Diante do alto índice de crimes hediondos que tem repercutido no Brasil e em Mato Grosso, o sentimento de impunidade e de revolta toma conta da população. Em meio a um processo judicial, tal emoção recai sobre a parte acusada e, muitas vezes, de forma direcionada à sua defesa, gerando um entendimento de que a defesa da pessoa seria a defesa do crime em si.
Defensor público e pós-graduado em Direito Penal e Processual Penal pela Pontifícia Universidade Católica de São Paulo (PUC-SP), Fernando Antunes Soubhia, explica que parte desse sentimento de que a defesa pública “só serve para defender bandido” é gerada até mesmo por entes políticos sem intenção de manipular a população e tirar proveitos eleitorais das emoções provocadas.
“Vivemos um momento de altos índices de criminalidade, um momento de populismo penal, onde os políticos usam esse medo da população, esse sentido de potencial vitimização como arma política, como palanque eleitoral. Esquerda ou direita, se você analisar, qualquer programa político hoje é baseado no combate ao crime. Quando se usa esses instrumentos, acaba manipulando a opinião das pessoas. É preciso um bode expiatório, um inimigo. No sistema de Justiça, ele virou a defesa, o que é um grande equívoco, podemos precisar de um defensor um dia”, argumentou em entrevista ao programa Tribuna, da rádio Vila Real FM (98.3).
Embora reconheça como “compreensível” o sentimento de revolta diante de casos que geram grande comoção social, Fernando tenta desmistificar a ideia de que o defensor público faz a defesa do ato de agressão pelo acusado. Este é um pensamento errado, o que o advogado faz é buscar garantir o direito à ampla defesa que abrange todo cidadão acusado de algum delito.
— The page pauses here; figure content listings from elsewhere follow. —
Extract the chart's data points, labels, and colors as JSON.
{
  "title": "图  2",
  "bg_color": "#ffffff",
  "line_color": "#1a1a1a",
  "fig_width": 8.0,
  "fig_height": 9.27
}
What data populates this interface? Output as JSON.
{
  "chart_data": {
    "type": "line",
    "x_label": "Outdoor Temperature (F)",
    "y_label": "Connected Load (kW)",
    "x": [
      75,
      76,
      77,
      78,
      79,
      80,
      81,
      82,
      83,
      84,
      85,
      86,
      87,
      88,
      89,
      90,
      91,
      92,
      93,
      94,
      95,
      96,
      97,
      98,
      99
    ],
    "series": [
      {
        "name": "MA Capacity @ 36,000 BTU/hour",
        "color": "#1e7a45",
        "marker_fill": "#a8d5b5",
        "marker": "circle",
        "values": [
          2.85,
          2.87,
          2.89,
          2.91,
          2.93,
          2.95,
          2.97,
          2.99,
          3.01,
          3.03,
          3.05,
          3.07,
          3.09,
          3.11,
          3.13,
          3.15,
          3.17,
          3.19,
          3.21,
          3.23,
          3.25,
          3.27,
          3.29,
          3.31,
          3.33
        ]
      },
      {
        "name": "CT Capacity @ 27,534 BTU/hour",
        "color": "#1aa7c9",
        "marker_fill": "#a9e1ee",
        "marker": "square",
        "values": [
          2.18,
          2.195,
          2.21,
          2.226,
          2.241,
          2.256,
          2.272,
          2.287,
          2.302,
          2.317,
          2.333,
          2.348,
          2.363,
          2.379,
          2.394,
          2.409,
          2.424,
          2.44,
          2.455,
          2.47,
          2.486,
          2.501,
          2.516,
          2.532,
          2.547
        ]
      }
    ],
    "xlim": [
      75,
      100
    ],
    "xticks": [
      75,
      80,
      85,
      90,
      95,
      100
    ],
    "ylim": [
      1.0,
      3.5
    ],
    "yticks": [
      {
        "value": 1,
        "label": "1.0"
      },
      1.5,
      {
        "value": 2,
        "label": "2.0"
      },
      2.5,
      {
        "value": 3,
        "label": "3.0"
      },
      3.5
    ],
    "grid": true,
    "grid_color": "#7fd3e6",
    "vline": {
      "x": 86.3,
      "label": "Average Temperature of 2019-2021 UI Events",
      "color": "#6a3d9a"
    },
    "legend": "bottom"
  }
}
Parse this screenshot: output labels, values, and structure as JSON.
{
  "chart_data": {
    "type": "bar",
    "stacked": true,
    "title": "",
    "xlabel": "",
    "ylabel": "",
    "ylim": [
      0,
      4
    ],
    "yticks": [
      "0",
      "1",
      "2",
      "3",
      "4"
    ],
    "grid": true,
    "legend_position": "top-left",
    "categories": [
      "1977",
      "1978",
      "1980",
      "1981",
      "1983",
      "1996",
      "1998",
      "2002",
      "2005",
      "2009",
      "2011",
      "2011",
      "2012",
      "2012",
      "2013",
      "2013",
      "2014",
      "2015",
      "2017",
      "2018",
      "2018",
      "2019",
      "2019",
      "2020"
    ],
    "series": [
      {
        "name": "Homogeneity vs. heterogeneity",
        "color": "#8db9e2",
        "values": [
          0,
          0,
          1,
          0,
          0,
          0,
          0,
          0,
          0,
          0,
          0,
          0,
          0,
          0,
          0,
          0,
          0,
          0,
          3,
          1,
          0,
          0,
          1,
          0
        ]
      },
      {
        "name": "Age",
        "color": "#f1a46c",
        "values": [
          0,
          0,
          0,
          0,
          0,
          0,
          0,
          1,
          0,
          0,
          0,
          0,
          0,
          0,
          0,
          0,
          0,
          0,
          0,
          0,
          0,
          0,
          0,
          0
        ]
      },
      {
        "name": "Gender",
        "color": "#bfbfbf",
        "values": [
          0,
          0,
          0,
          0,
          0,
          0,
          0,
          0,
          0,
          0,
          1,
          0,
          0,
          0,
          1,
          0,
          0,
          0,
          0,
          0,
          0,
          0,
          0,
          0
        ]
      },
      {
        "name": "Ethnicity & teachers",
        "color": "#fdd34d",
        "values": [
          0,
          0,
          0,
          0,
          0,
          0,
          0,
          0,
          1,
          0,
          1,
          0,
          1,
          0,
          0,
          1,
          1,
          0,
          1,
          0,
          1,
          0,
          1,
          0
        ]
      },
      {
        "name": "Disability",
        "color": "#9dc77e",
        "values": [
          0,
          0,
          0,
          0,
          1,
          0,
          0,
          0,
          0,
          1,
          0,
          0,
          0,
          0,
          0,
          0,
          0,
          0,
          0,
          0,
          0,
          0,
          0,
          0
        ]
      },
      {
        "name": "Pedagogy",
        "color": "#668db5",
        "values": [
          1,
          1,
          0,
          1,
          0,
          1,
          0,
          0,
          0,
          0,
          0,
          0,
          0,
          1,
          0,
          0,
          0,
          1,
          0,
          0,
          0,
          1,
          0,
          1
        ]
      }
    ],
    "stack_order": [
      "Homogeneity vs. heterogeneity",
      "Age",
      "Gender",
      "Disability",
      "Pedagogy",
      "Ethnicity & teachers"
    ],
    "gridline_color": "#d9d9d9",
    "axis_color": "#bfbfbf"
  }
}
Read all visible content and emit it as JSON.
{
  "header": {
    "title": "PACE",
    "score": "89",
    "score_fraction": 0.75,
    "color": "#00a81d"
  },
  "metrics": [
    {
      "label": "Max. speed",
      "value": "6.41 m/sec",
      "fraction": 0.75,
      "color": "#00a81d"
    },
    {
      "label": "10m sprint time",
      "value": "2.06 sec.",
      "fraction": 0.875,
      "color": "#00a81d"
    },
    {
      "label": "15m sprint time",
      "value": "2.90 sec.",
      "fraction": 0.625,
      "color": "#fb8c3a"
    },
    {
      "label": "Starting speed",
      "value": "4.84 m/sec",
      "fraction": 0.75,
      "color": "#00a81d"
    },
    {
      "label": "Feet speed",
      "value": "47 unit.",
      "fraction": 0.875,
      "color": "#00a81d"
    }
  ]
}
Ele conta ainda que já chegou a presenciar casos de defensores ameaçados no exercício da função.
“A população acaba direcionando ao defensor ou advogado a sua frustração em razão do sentimento de injustiça, seja por desconhecimento técnico, por manipulação, ou por estar próximo do delito e tem sentimentos. Então, já tivemos casos de defensores ameaçados e foram removidos de uma cidade a outra por isso. Inclusive temos uma estrutura de inteligência que trabalha para conter esses casos”, narra.
Segundo Fernando, embora os casos criminais tenham grande repercussão social, no entanto, a porcentagem de processos criminais onde a Defensoria Pública atua é muito menor se comparada ao volume da área cível, considerada por ele massivo.
Ele ainda defende que é preciso romper com o conceito de que ouvir o lado de um acusado desmerece o direito das vítimas ou que seja causa de impunidade. Na realidade, ela é uma forma de garantir que “as regras do jogo” sejam cumpridas e os julgamentos baseados na análise de provas.
"O direito de defesa é sagrado, bíblico. Você não pode condenar alguém sem dar oportunidade para que ela dê sua versão. Imagina condenar alguém sem ouvir, tente provar que não foi ela", argumenta.
Outro ponto sensível em relação à atuação da defensoria se refere aos casos de feminicídio. Em muitos processos, os acusados, por não terem condições financeiras de pagar a defesa privada, que é um dos critérios para serem defendidos de forma gratuita, procuram a Defensoria Pública. Nesse sentido, Fernando crê que somente penas consideradas “pesadas” não são suficientes para impedir os deliciosos.
“O Brasil tem tendência de querer resolver criminalidade com pena. Hoje o feminicídio tem a pena mais alta do código penal, 20 a 40 anos. Se somar as aprimoradas vai para 45, até 60 anos e ainda assim o feminicídio segue crescendo nas estatísticas porque não se trabalha nas outras áreas. Pena é a parte política, mas isso não reduz crimes”, avalia.
Para o defensor, é necessário trabalhar questões sociais e políticas públicas externas ao enfrentamento, mas principalmente à parte preventiva, para além da punitiva, com programas que trabalham desde a infância a mudança de pensamentos de posse e violentos.
“Quando conversas em feminicídio temos que trabalhar violência de gênero, o machismo estrutural. Homens violentos acham que são donos das mulheres e de seus corpos, eles não aceitam excluídos, ou que eles entrem no mercado de trabalho. Não vai ser 20 ou 40 anos de cadeia que vai impedir que um homem que pensa assim de matar a esposa. É preciso política educacional, inclusão e representatividade, mas, infelizmente, no clima político atual falar em igualdade de gênero te acusam… é difícil resolver a questão”, alega.